Just as he said he would, producer Stanley Brooks is liquidating his companies after AFTRA did not accept his settlement offer for outstanding residuals on the 2008 Logo TV series Sordid Lives -- but not in the way the guilds and his creditors anticipated.

Instead of going into federal court to file for bankruptcy protection, Brooks' companies, including his Once Upon a Time Films, have made an Assignment for the Benefit of Creditors, which is a kind of private bankruptcy in which a person called an "assignee" is appointed to take charge and distribute whatever proceeds are available to the outstanding creditors.

In a letter to impacted members from AFTRA about what Once Upon a Time Films and a related company, Simon Cinema Ltd., have done, representative Steve Sidawi told the actors that the guild does not believe Brooks acted in good faith when he offered to pay $500,000 to settle about $1.5 million in outstanding residuals.

Sidawi wrote that after repeated attempts between Oct. 8, when the offer was made, and Oct. 11, when it was withdrawn, the guild was unable to get details about the proposed settlement.

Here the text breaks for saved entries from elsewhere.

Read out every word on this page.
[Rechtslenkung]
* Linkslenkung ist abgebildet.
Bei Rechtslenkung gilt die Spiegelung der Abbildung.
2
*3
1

"It became apparent," Sidawi wrote, "they were not serious about making a good faith effort to achieve a fair settlement."

Kenneth Suddleson, an attorney for Brooks, challenged the AFTRA comments that his client did not act in good faith. "That is totally false," said Suddleson, who insisted the guilds did have complete information about the offer and source of funds.

"The offer was put together in good faith," said Suddleson, "and to say otherwise is completely untrue."

Suddleson criticized the guilds for waiting until the last second before each deadline to respond, each time saying they needed more time. He said Brooks chose to do an Assignment because it is a simpler, faster process. "The hope is it will produce more money for creditors," Suddleson said.

The assignee chosen for this case by Brooks' side is Robert Cohen of the firm Alternative Bankruptcy Concepts of Buena Park, Calif.

There are some significant differences in an assignment, which is allowed under California law, compared with going bankrupt in the usual manner.

"It is a state court alternative to a federal bankruptcy," said Roland Tellis, a commercial litigator with Baron & Budd of Los Angeles, which has no involvement with this case. "This is a process that gives (the company being liquidated) less expense, more privacy and more control."

It also means the assignee can restrict or eliminate the ability of creditors to collect. Cohen set a date of April 6, 2011, for creditors to file claims. He said that he hopes to distribute whatever money there is within two months after that. Cohen also gets his fee out of the assets, which is $20,000 for each of the two companies and 10% of the assets distributed.

The WGA and DGA also did not accept Brooks' Oct. 11 offer to settle money that their member, writer-director Del Shores, is owed. Since then, the DGA went to court and had its claim of $71,360.78 certified in unpaid residuals, plus late fees of $25,799.79, which continue to mount. The WGA went to court in May on behalf of Shores and had his debt of about $165,000 certified after the guild won an arbitration hearing in November 2009.

AFTRA has a date in L.A. Superior Court on Friday to certify its $1.5 million claim.

In federal court, a certified debt would have priority over other debts. In an assignment, that is not the case unless it is a secured claim.